En Tunisie, le débat sur les réformes structurelles déraille complètement. Il y a à cela quelques raisons. La première est la confusion entretenue entre réformes structurelles et ajustement structurel. Sur ce point, les institutions financières internationales se montrent plus rigoureuses que la plupart des intervenants. La deuxième est que beaucoup jouent des peurs et de l’insularité pour présenter les réformes structurelles exclusivement comme un diktat de l’étranger bien qu’il existe de nombreux motifs «endogènes» incitant à les réaliser. La troisième est d’ordre historique et sociétal. En 1980-81, le gouvernement tunisien avait publié, de son propre chef et sans aucune intervention étrangère, une brochure décrivant en détail les réformes structurelles à appliquer pour redynamiser un processus de développement qu’il jugeait freiné ou bloqué (Note d’orientation de la IIIe décennie de développement).Peu d’entre elles ont été réalisées. L’inconsistance du pouvoir politique ne peut expliquer à elle seule une impuissance nationale à réformer devenue endémique et inquiétante. Ajustement structurel (de l’anglais structural adjustment) et réforme structurelle n’ont évidemment pas le même sens. Dans le contexte économique, ajuster signifie «adapter», «mettre en rapport». C’est le cas de l’ajustement monétaire entre une monnaie et une autre, de l’ajustement entre les prix et les salaires ou plus généralement de l’ajustement entre l’offre et la demande. Ces ajustements ne touchent nécessairement pas à la « structure » et ne s’inscrivent systématiquement pas dans le moyen et le long terme, tout le contraire de ce que les économistes tiennent pour des réformes structurelles. En effet, réformer vient du latin reformare (reconstituer, former à nouveau) et structurel de ce qui appartient aux structures, qui en relève (de struere, assembler, construire).Une réforme économique structurelle est une politique économique de moyen et long terme visant à refondre les structures de l’économie afin d’en accroître le rendement et la compétitivité.

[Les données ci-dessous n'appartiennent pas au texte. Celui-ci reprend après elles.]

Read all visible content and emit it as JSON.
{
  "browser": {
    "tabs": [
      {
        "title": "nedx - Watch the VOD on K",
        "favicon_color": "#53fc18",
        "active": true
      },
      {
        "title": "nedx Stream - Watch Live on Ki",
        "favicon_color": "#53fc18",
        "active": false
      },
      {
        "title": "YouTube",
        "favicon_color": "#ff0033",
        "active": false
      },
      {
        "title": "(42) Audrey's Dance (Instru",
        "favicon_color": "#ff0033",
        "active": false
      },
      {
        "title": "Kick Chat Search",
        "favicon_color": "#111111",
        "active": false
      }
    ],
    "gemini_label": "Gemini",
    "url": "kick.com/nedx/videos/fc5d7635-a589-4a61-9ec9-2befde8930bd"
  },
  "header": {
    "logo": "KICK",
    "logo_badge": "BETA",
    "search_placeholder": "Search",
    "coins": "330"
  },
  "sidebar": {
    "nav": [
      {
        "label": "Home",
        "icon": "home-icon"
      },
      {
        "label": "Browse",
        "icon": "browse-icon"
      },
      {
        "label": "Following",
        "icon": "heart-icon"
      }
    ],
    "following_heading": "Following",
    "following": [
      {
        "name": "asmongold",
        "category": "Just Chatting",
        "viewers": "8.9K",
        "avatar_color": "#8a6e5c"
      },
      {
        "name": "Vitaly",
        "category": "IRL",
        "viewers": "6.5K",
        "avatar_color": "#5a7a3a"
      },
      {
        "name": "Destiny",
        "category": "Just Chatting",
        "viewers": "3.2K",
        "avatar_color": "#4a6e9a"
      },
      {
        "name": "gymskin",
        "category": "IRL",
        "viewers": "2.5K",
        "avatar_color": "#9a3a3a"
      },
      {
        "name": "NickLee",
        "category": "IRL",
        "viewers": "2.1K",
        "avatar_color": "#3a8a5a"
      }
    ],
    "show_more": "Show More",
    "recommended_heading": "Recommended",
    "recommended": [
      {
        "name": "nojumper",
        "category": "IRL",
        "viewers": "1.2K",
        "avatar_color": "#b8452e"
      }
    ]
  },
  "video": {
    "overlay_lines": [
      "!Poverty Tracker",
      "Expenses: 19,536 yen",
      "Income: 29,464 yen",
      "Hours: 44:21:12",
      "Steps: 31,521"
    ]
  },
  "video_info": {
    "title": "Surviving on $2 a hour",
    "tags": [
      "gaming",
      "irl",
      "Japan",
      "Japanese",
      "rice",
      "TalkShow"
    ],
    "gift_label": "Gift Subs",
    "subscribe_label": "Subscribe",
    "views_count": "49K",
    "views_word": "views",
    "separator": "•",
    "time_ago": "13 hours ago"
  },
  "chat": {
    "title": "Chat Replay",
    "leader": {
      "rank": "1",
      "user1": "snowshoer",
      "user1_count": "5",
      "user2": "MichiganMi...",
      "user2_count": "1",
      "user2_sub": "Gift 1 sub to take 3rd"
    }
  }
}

De ce point de vue, une stratégie industrielle qui vise à améliorer le taux d’intégration industrielle et à réduire le contenu en importations de la demande finale constitue une réforme authentiquement structurelle. Mais surenchérir les importations par la dévaluation de la monnaie nationale ou les restreindre par des mesures administratives pour limiter le déficit de la balance commerciale reste  une action d’ajustement conjoncturelle, urgente certes, mais qui n’a rien à voir avec une réforme structurelle. Un autre exemple. Dans le contexte national tunisien, agir abruptement et mécaniquement pour baisser le déficit budgétaire procèderait in fine de l’ajustement conjoncturel et non pas de la réforme structurelle à moins de mettre l’action en question dans le cadre d’un plan global visant à mieux gérer l’argent public, à mieux collecter l’impôt et à instaurer, graduellement, un équilibre au sein des recettes fiscales entre l’impôt redistributif (impôts directs) et l’impôt non redistributif (impôts indirects), au sein de l’impôt direct sur le revenu entre salariés et non salariés.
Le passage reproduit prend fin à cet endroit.